Lychee: Private by Default
Lychee is private by default. You upload photos, organize them into albums, and browse them yourself. Sharing is opt-in: you can make specific albums public, protect them with passwords, or generate sharing links. There is no concept of followers, feeds, or discovery. Nobody sees your photos unless you explicitly share an album link.
This makes Lychee ideal for personal photo archives, family photo sharing (send a password-protected album link), or portfolio sites where you control exactly what is visible.
Which Model Fits?
- You want to replace Instagram: Pixelfed. The entire application is designed around public photo sharing with social features.
- You want to replace Google Photos as a private gallery: Lychee. Simple, private, organized.
- You want to share photos with family: Lychee. Password-protected albums are purpose-built for this.
- You want to participate in the fediverse: Pixelfed. Lychee has zero federation support.
Community and Support
Pixelfed has a larger community driven by the fediverse ecosystem. The GitHub repository is actively maintained by Daniel Supernault and contributors, with regular releases. Documentation exists but has gaps — some advanced configuration requires reading source code or community posts. The fediverse itself provides community support since Pixelfed users tend to be active on Mastodon.
Lychee has a smaller but focused community.
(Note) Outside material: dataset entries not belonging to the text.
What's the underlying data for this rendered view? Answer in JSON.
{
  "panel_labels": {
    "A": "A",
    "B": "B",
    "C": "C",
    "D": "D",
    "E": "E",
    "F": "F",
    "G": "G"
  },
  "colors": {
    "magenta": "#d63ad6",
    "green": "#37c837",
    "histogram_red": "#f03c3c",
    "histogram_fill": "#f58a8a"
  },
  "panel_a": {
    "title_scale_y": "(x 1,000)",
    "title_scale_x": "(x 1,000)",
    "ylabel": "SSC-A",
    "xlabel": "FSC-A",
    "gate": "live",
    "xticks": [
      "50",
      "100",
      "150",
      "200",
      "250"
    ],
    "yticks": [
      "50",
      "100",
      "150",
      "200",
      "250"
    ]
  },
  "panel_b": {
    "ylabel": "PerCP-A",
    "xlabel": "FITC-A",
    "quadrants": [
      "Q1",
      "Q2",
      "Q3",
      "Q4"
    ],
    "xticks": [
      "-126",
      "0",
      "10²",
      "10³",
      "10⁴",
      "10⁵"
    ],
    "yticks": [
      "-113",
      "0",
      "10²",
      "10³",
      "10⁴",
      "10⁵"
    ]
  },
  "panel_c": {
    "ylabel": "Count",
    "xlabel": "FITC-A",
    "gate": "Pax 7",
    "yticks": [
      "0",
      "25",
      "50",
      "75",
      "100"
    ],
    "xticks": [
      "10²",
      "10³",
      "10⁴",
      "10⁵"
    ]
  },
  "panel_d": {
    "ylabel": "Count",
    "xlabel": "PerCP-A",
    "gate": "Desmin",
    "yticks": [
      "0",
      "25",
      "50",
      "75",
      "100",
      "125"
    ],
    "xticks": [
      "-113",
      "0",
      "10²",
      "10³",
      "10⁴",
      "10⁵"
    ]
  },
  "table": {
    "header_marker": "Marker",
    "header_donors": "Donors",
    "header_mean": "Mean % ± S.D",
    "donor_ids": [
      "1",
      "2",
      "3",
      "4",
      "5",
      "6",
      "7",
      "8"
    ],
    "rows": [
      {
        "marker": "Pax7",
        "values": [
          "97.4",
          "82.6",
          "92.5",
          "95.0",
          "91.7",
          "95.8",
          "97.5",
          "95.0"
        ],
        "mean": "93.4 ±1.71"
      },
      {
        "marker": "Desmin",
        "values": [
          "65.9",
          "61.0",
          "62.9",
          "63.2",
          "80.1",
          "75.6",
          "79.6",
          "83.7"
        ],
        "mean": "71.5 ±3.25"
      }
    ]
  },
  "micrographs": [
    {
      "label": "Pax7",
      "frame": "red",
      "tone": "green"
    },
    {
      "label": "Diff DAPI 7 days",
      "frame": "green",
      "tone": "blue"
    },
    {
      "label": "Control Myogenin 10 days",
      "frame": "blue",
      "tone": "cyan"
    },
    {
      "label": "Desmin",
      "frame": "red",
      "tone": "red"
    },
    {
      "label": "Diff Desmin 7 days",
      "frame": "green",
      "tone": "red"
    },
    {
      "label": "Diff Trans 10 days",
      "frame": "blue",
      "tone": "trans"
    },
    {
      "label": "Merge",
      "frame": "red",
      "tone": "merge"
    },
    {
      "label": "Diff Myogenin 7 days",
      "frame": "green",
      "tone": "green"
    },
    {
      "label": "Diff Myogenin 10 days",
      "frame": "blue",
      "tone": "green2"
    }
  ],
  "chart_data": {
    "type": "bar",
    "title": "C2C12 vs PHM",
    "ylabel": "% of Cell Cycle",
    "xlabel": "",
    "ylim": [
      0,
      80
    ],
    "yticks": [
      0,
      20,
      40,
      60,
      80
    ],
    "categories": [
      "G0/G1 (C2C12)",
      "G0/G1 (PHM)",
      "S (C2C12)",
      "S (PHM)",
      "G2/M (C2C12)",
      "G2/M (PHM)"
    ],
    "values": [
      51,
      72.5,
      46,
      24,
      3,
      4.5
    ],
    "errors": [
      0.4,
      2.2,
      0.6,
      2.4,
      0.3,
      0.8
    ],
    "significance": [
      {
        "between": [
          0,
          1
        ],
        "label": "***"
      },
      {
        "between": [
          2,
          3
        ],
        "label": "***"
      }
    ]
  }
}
Development is active with regular releases from the LycheeOrg team. Documentation is solid and covers most configuration options. The GitHub Discussions page and a small Discord server provide community support.
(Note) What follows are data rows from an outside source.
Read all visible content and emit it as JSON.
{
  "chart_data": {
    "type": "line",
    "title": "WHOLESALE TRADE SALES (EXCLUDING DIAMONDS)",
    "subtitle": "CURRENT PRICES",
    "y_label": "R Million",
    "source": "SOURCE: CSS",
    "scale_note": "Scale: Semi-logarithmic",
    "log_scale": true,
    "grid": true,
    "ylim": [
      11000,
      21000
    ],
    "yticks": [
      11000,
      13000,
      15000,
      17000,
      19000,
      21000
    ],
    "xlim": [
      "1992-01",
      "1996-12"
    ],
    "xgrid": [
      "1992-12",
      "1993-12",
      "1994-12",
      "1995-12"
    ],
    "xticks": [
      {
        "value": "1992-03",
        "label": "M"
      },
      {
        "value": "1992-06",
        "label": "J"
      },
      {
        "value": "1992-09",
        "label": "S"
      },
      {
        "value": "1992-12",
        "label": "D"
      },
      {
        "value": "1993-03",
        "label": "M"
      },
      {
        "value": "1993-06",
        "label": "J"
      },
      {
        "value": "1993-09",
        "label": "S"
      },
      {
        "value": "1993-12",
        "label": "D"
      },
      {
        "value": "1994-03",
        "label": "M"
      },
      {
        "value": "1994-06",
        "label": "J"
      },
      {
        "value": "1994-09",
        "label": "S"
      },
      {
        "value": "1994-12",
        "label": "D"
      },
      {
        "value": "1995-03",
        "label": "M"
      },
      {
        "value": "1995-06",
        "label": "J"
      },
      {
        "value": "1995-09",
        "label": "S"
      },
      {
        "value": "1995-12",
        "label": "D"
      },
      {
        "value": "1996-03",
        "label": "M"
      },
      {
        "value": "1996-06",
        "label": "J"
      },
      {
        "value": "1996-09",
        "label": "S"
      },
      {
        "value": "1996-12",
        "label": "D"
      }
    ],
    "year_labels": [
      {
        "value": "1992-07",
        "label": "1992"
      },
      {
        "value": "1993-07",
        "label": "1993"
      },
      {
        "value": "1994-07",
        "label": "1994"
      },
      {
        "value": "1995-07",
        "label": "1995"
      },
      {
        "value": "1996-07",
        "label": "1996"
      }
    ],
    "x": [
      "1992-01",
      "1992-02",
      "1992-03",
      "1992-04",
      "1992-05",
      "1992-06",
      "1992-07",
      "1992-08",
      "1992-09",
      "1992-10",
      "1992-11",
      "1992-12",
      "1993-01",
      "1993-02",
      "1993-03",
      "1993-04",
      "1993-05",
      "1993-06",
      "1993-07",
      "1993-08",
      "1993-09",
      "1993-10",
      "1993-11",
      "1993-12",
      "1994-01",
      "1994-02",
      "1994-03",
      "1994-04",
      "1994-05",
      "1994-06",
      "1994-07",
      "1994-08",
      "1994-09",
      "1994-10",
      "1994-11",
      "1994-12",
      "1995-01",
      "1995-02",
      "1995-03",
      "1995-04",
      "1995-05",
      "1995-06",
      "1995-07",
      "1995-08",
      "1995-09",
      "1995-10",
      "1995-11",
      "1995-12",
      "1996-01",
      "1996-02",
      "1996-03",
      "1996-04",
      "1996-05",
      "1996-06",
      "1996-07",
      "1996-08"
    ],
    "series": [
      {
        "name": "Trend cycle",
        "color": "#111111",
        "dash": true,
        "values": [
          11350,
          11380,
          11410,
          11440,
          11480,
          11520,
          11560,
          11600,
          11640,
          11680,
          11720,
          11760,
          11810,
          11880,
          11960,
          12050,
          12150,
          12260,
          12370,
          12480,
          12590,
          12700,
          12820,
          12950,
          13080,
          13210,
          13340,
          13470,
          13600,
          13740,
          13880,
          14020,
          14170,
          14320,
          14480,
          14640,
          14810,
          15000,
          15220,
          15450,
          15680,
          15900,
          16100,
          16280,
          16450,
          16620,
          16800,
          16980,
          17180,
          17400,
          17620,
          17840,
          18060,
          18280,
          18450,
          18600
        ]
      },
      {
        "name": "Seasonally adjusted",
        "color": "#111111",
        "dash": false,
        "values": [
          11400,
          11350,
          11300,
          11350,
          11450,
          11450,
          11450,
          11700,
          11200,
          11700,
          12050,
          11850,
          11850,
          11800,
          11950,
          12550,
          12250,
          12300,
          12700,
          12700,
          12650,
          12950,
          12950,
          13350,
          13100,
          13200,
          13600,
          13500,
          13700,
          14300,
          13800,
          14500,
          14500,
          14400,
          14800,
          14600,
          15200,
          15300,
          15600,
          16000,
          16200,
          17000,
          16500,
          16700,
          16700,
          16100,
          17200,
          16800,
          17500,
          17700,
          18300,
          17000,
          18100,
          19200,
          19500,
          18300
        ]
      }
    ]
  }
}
Both projects are healthy and actively maintained as of 2026.
Use Cases
Choose Pixelfed If…
- You want a self-hosted Instagram replacement with a social feed
- You want to participate in the fediverse and federate with Mastodon users
- You want public photo sharing with followers, likes, and comments
- You want stories and hashtag-based discovery
- You are migrating from Instagram and want to import your data
- You want to run a multi-user photo sharing community
Choose Lychee If…
- You want a private photo gallery to organize your collection
- You want to share specific albums with family or clients via links
- You want EXIF metadata display and map integration
- You prefer a lightweight deployment with minimal resource usage
- You do not need social features, followers, or federation
- You want SQLite support for a simple single-user setup
- You want a portfolio or photography showcase site
Final Verdict
These are not competing products — they solve different problems. Picking between them is straightforward.
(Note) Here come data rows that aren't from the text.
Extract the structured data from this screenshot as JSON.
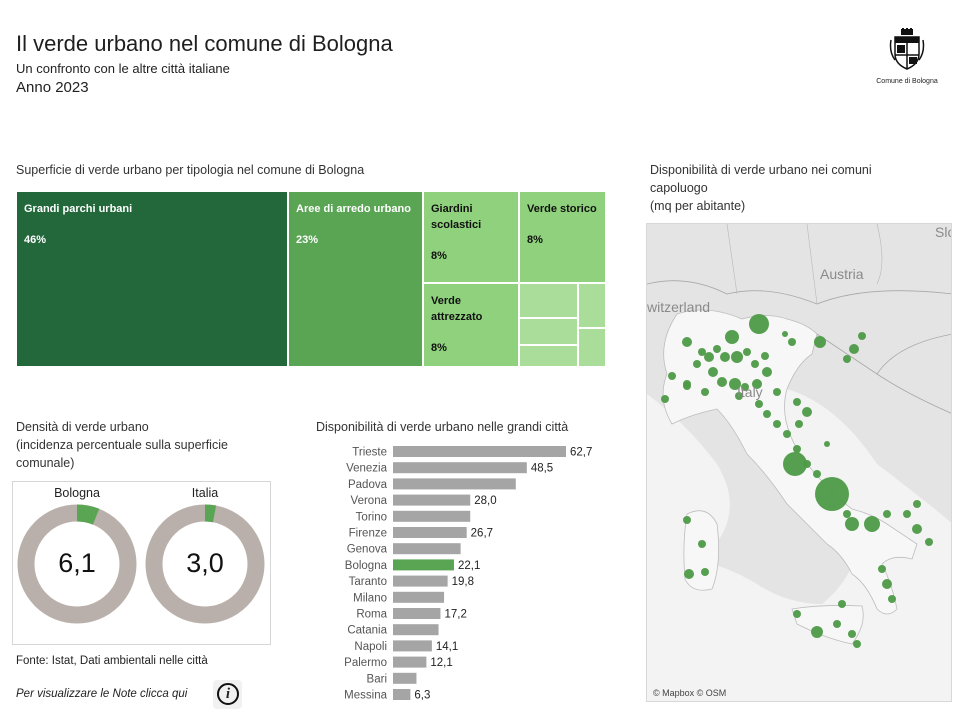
{
  "header": {
    "title": "Il verde urbano nel comune di Bologna",
    "subtitle": "Un confronto con le altre città italiane",
    "year": "Anno 2023",
    "logo_text": "Comune di Bologna"
  },
  "treemap": {
    "title": "Superficie di verde urbano per tipologia nel comune di Bologna",
    "cells": [
      {
        "label": "Grandi parchi urbani",
        "value": "46%",
        "color": "#22683b"
      },
      {
        "label": "Aree di  arredo urbano",
        "value": "23%",
        "color": "#59a554"
      },
      {
        "label": "Giardini scolastici",
        "value": "8%",
        "color": "#8fd17c"
      },
      {
        "label": "Verde storico",
        "value": "8%",
        "color": "#8fd17c"
      },
      {
        "label": "Verde attrezzato",
        "value": "8%",
        "color": "#8fd17c"
      }
    ],
    "small_cell_color": "#a9dd99"
  },
  "density": {
    "title_line1": "Densità di verde urbano",
    "title_line2": "(incidenza percentuale sulla superficie",
    "title_line3": "comunale)",
    "items": [
      {
        "label": "Bologna",
        "value_text": "6,1",
        "value": 6.1
      },
      {
        "label": "Italia",
        "value_text": "3,0",
        "value": 3.0
      }
    ],
    "ring_color": "#bab0ab",
    "fill_color": "#59a554"
  },
  "chart_data": {
    "type": "bar",
    "title": "Disponibilità di verde urbano nelle grandi città",
    "orientation": "horizontal",
    "categories": [
      "Trieste",
      "Venezia",
      "Padova",
      "Verona",
      "Torino",
      "Firenze",
      "Genova",
      "Bologna",
      "Taranto",
      "Milano",
      "Roma",
      "Catania",
      "Napoli",
      "Palermo",
      "Bari",
      "Messina"
    ],
    "values": [
      62.7,
      48.5,
      44.5,
      28.0,
      28.0,
      26.7,
      24.5,
      22.1,
      19.8,
      18.5,
      17.2,
      16.5,
      14.1,
      12.1,
      8.5,
      6.3
    ],
    "data_labels": [
      "62,7",
      "48,5",
      "",
      "28,0",
      "",
      "26,7",
      "",
      "22,1",
      "19,8",
      "",
      "17,2",
      "",
      "14,1",
      "12,1",
      "",
      "6,3"
    ],
    "highlight": "Bologna",
    "bar_color": "#a5a5a5",
    "highlight_color": "#59a554",
    "xlim": [
      0,
      65
    ]
  },
  "map": {
    "title_line1": "Disponibilità di verde urbano nei comuni",
    "title_line2": "capoluogo",
    "title_line3": "(mq per abitante)",
    "labels": {
      "austria": "Austria",
      "switzerland": "witzerland",
      "italy": "Italy",
      "slovenia": "Slo"
    },
    "attribution": "© Mapbox © OSM",
    "dot_color": "#4e9a47"
  },
  "footer": {
    "source": "Fonte: Istat, Dati ambientali nelle città",
    "notes": "Per visualizzare le Note clicca qui",
    "info_icon": "i"
  }
}
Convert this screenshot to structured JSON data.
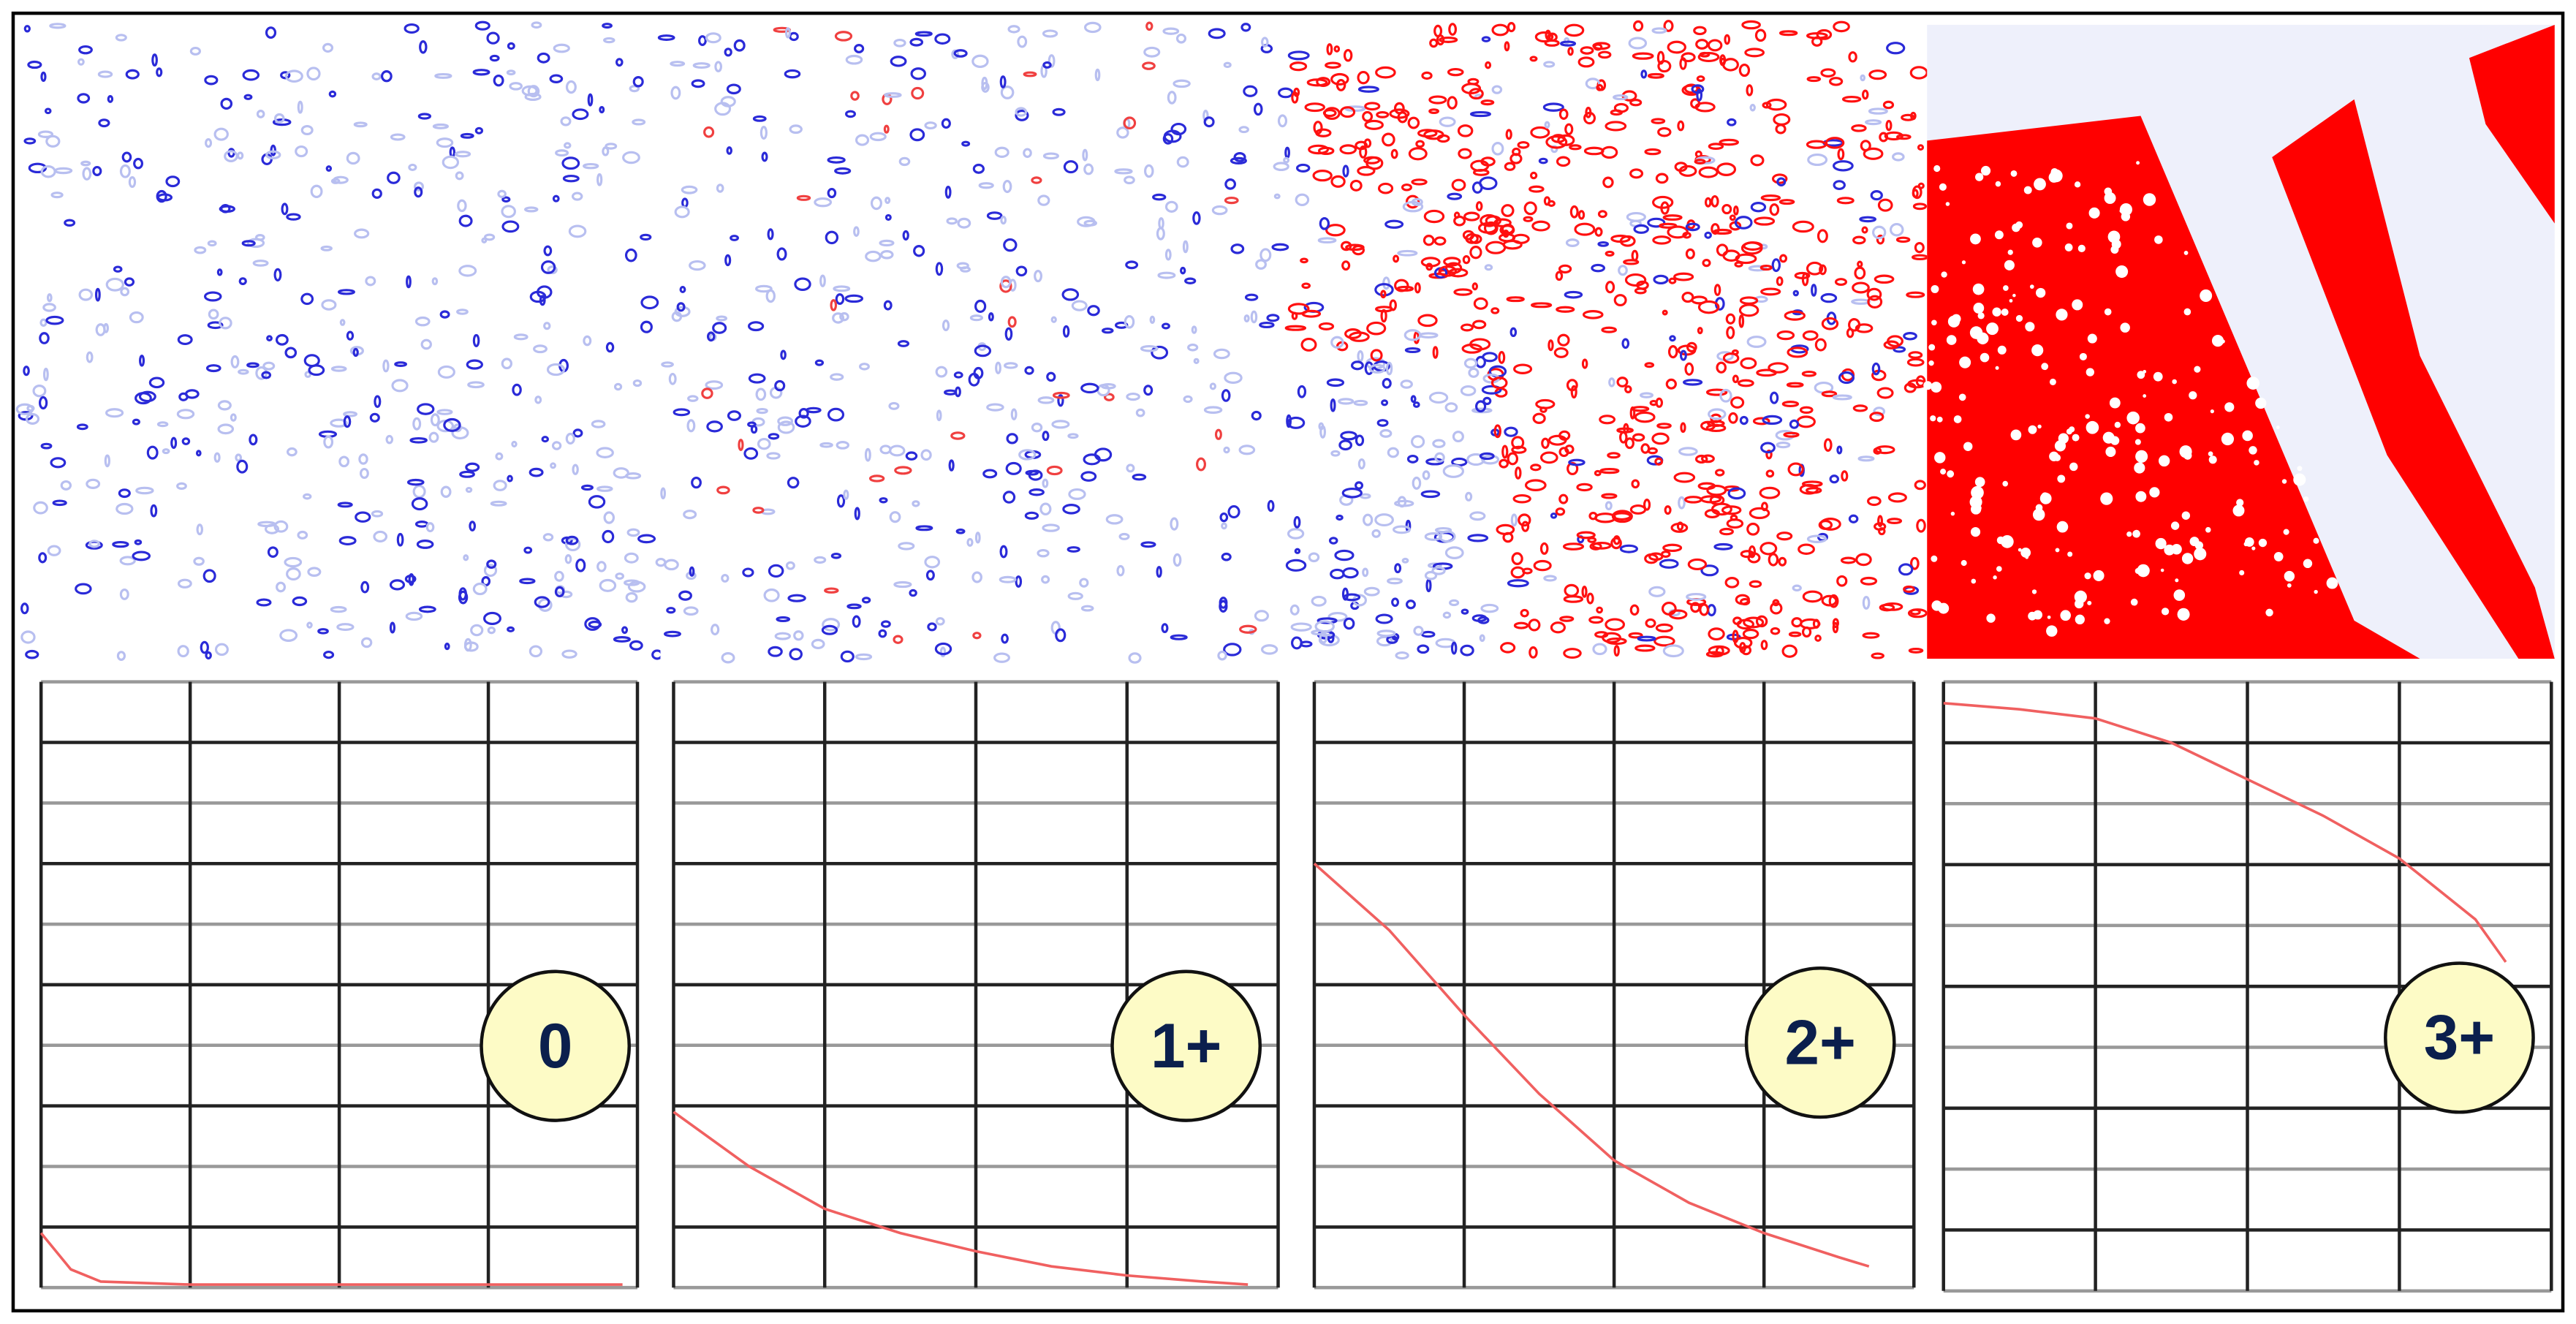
{
  "chart_data": [
    {
      "type": "line",
      "annotation": "0",
      "color": "#f06060",
      "xlim": [
        0,
        4
      ],
      "ylim": [
        0,
        10
      ],
      "xticks": [
        0,
        1,
        2,
        3,
        4
      ],
      "yticks": [
        0,
        1,
        2,
        3,
        4,
        5,
        6,
        7,
        8,
        9,
        10
      ],
      "grid": true,
      "x": [
        0,
        0.1,
        0.2,
        0.4,
        1,
        2,
        3,
        3.9
      ],
      "values": [
        0.9,
        0.6,
        0.3,
        0.1,
        0.05,
        0.05,
        0.05,
        0.05
      ]
    },
    {
      "type": "line",
      "annotation": "1+",
      "color": "#f06060",
      "xlim": [
        0,
        4
      ],
      "ylim": [
        0,
        10
      ],
      "xticks": [
        0,
        1,
        2,
        3,
        4
      ],
      "yticks": [
        0,
        1,
        2,
        3,
        4,
        5,
        6,
        7,
        8,
        9,
        10
      ],
      "grid": true,
      "x": [
        0,
        0.5,
        1,
        1.5,
        2,
        2.5,
        3,
        3.5,
        3.8
      ],
      "values": [
        2.9,
        2.0,
        1.3,
        0.9,
        0.6,
        0.35,
        0.2,
        0.1,
        0.05
      ]
    },
    {
      "type": "line",
      "annotation": "2+",
      "color": "#f06060",
      "xlim": [
        0,
        4
      ],
      "ylim": [
        0,
        10
      ],
      "xticks": [
        0,
        1,
        2,
        3,
        4
      ],
      "yticks": [
        0,
        1,
        2,
        3,
        4,
        5,
        6,
        7,
        8,
        9,
        10
      ],
      "grid": true,
      "x": [
        0,
        0.5,
        1,
        1.5,
        2,
        2.5,
        3,
        3.5,
        3.7
      ],
      "values": [
        7,
        5.9,
        4.5,
        3.2,
        2.1,
        1.4,
        0.9,
        0.5,
        0.35
      ]
    },
    {
      "type": "line",
      "annotation": "3+",
      "color": "#f06060",
      "xlim": [
        0,
        4
      ],
      "ylim": [
        0,
        10
      ],
      "xticks": [
        0,
        1,
        2,
        3,
        4
      ],
      "yticks": [
        0,
        1,
        2,
        3,
        4,
        5,
        6,
        7,
        8,
        9,
        10
      ],
      "grid": true,
      "x": [
        0,
        0.5,
        1,
        1.5,
        2,
        2.5,
        3,
        3.5,
        3.7
      ],
      "values": [
        9.65,
        9.55,
        9.4,
        9.0,
        8.4,
        7.8,
        7.1,
        6.1,
        5.4
      ]
    }
  ]
}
Use Pixelfed if your goal is social photo sharing. It is the best self-hosted Instagram alternative, and ActivityPub federation gives it a network effect that no other self-hosted photo platform has. You post photos, people follow you, and the social graph extends across the entire fediverse. The trade-off is a more complex deployment and higher resource usage.
Use Lychee if your goal is a private photo gallery. It is clean, fast, lightweight, and does one thing well: organize and display your photos beautifully. Password-protected album sharing covers the family use case perfectly. You get a polished gallery without the overhead of social infrastructure you do not need.
If you want both — a private library for personal organization and a public presence for sharing — run both. They do not overlap. Or consider Immich, which sits between the two as a Google Photos replacement with AI-powered organization, mobile app backup, and sharing features without federation.